NYC Subway Camera Video Feeds Failed Amid Repair Job Less Than a Day Before Brooklyn Shooting, Says MTA

NYC Subway Camera Video Feeds Failed Amid Repair Job Less Than a Day Before Brooklyn Shooting, Says MTA
Suspect Frank James is led by police from Ninth Precinct after being arrested for his connection to the mass shooting at the 36th St subway station in New York on April 13, 2022. (Michael M. Santiago/Getty Images)
Tribune News Service
5/4/2022
Updated:
5/4/2022
By Clayton Guse From New York Daily News

Video feeds from security cameras at a trio of Brooklyn subway stations failed as workers tried to fix problems with their hardware less than 24 hours before a crazed gunman lit up a train full of straphangers last month, MTA officials say.

A letter sent by Metropolitan Transportation Authority Chairman Janno Lieber to members of Congress late Monday offers more detail as to why faulty video systems prevented the NYPD from obtaining images of alleged shooter Frank James after the terrifying April 12 attack wounded 10 and injured 13 others on a rush hour N train.

NYPD officials last month said James got off the uptown train at 36th St. in Sunset Park after firing 33 shots and releasing smoke cannisters. Cops said he crossed the platform and took an R train to 25th St. before casually walking onto the street.

MTA officials last month acknowledged the camera feeds were not working at the 25th St., 36th St. and 45th St. stations on the Fourth Ave. Line at the time of the shooting—and Monday’s letter explains why.

Technicians working for NYC Transit on April 7 were notified of a faulty fan in the communications room that operates the camera feeds.

They fixed the fan the next day—but the room’s alert system still indicated it was broken, according to the letter.

“On the morning of Monday, April 11, as technicians were installing new communication hardware, the camera streaming failed,” Lieber wrote.

The feeds cut out at 11:45 a.m. on April 11.

The feeds were still out 21 hours later on April 12 when James carried out his attack, according to the letter.

Lieber wrote that at the time of the shooting, the technicians were working to restore the video feeds in the communication room—but were forced to leave due to the NYPD’s investigation.

The cameras themselves were operational, MTA officials said. But the internet systems that feed video footage to computer servers are controlled by the NYPD, according to MTA sources.

“The MTA has over the last decade systematically removed localized recording from closed circuit television cameras in the subways—like the ones at that station—and turned it over to NYPD systems,” said one transit source who asked not to be named. “The police have total control of CCTV images in the subway.”

Lieber’s letter responded to an April 21 inquiry from members of Congress asking why the camera feeds failed and what the MTA has done with roughly $50 million in security money the agency has received from the feds over the last two years.

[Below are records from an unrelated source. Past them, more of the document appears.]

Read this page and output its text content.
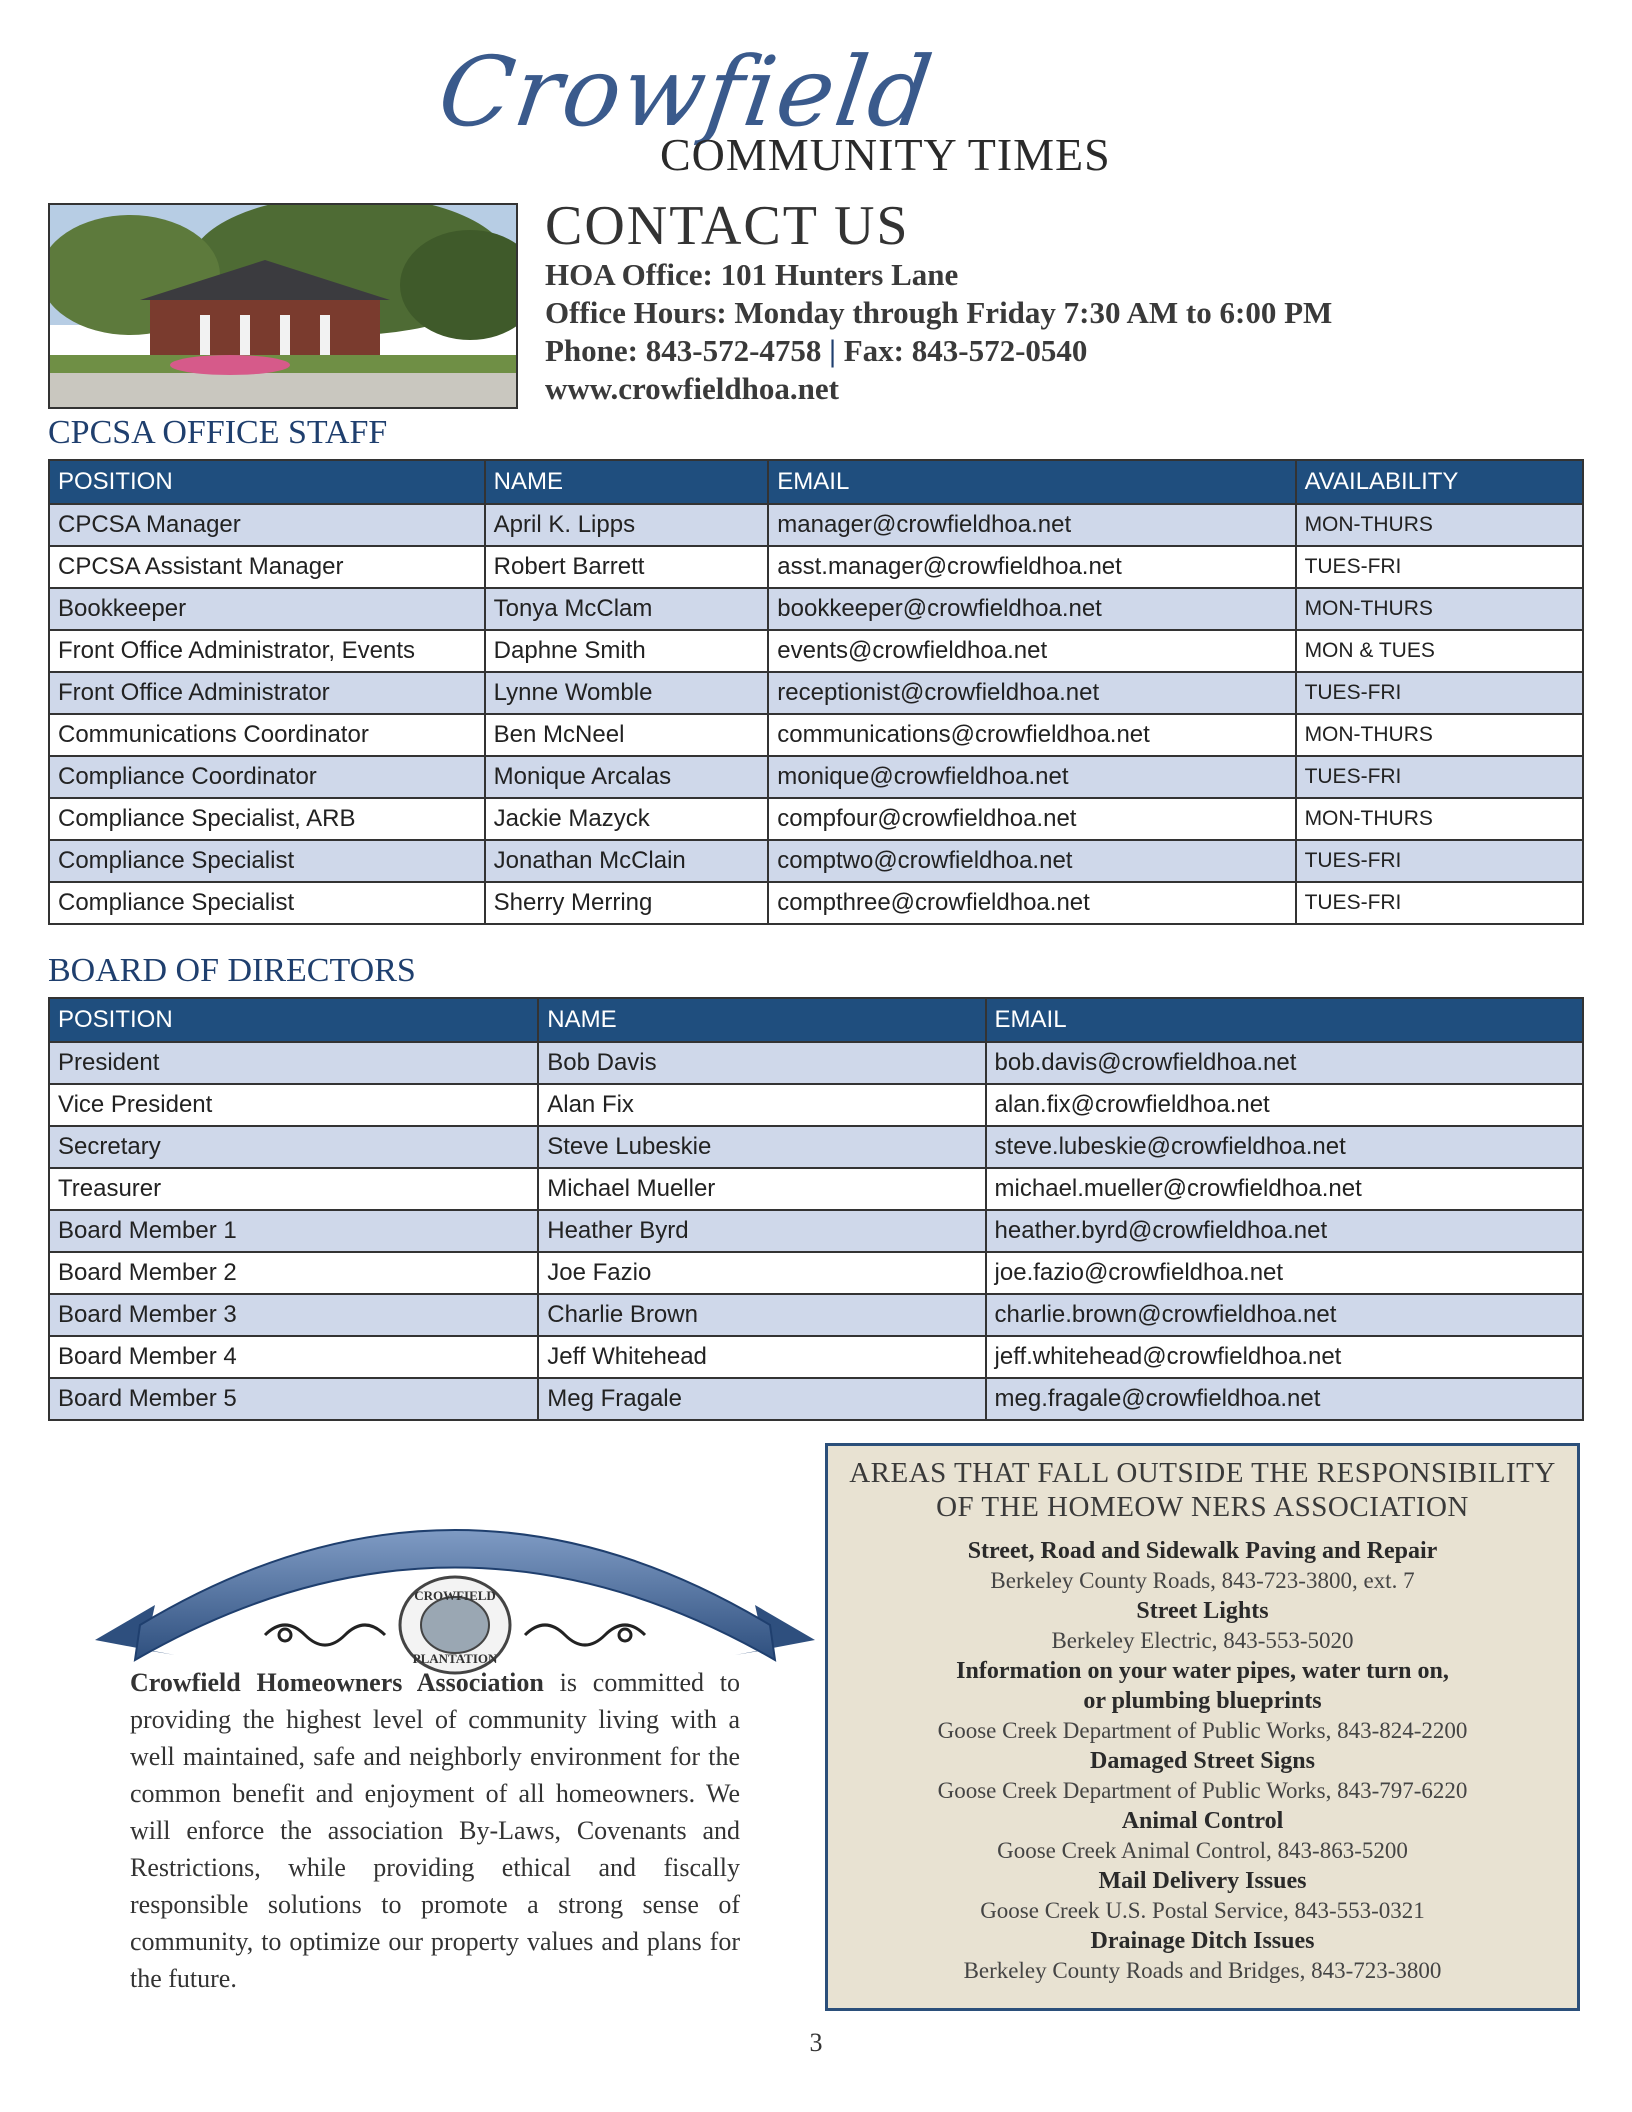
Crowfield
COMMUNITY TIMES
CONTACT US
HOA Office: 101 Hunters Lane
Office Hours: Monday through Friday 7:30 AM to 6:00 PM
Phone: 843-572-4758 | Fax: 843-572-0540
www.crowfieldhoa.net
CPCSA OFFICE STAFF
POSITION	NAME	EMAIL	AVAILABILITY
CPCSA Manager	April K. Lipps	manager@crowfieldhoa.net	MON-THURS
CPCSA Assistant Manager	Robert Barrett	asst.manager@crowfieldhoa.net	TUES-FRI
Bookkeeper	Tonya McClam	bookkeeper@crowfieldhoa.net	MON-THURS
Front Office Administrator, Events	Daphne Smith	events@crowfieldhoa.net	MON & TUES
Front Office Administrator	Lynne Womble	receptionist@crowfieldhoa.net	TUES-FRI
Communications Coordinator	Ben McNeel	communications@crowfieldhoa.net	MON-THURS
Compliance Coordinator	Monique Arcalas	monique@crowfieldhoa.net	TUES-FRI
Compliance Specialist, ARB	Jackie Mazyck	compfour@crowfieldhoa.net	MON-THURS
Compliance Specialist	Jonathan McClain	comptwo@crowfieldhoa.net	TUES-FRI
Compliance Specialist	Sherry Merring	compthree@crowfieldhoa.net	TUES-FRI
BOARD OF DIRECTORS
POSITION	NAME	EMAIL
President	Bob Davis	bob.davis@crowfieldhoa.net
Vice President	Alan Fix	alan.fix@crowfieldhoa.net
Secretary	Steve Lubeskie	steve.lubeskie@crowfieldhoa.net
Treasurer	Michael Mueller	michael.mueller@crowfieldhoa.net
Board Member 1	Heather Byrd	heather.byrd@crowfieldhoa.net
Board Member 2	Joe Fazio	joe.fazio@crowfieldhoa.net
Board Member 3	Charlie Brown	charlie.brown@crowfieldhoa.net
Board Member 4	Jeff Whitehead	jeff.whitehead@crowfieldhoa.net
Board Member 5	Meg Fragale	meg.fragale@crowfieldhoa.net
CROWFIELD HOA MISSION STATEMENT
CROWFIELD
PLANTATION
Crowfield Homeowners Association is committed to providing the highest level of community living with a well maintained, safe and neighborly environment for the common benefit and enjoyment of all homeowners. We will enforce the association By-Laws, Covenants and Restrictions, while providing ethical and fiscally responsible solutions to promote a strong sense of community, to optimize our property values and plans for the future.
AREAS THAT FALL OUTSIDE THE RESPONSIBILITY
OF THE HOMEOW NERS ASSOCIATION
Street, Road and Sidewalk Paving and Repair
Berkeley County Roads, 843-723-3800, ext. 7
Street Lights
Berkeley Electric, 843-553-5020
Information on your water pipes, water turn on,
or plumbing blueprints
Goose Creek Department of Public Works, 843-824-2200
Damaged Street Signs
Goose Creek Department of Public Works, 843-797-6220
Animal Control
Goose Creek Animal Control, 843-863-5200
Mail Delivery Issues
Goose Creek U.S. Postal Service, 843-553-0321
Drainage Ditch Issues
Berkeley County Roads and Bridges, 843-723-3800
3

Lieber pointed out that the subway has roughly 10,000 cameras—and the ones that were working during the shooting helped the NYPD track down James a day after the attack.

“On any given day, we have approximately 99 percent availability of our subway station security cameras,” Lieber wrote. “Our repair protocol is to fix the camera within 72 hours, and staff currently estimate compliance with this goal to be approximately 80 percent of the time.”

Lieber wrote the MTA needs another $1 billion to further expand security camera systems on the agency’s subways, buses, and commuter railroads.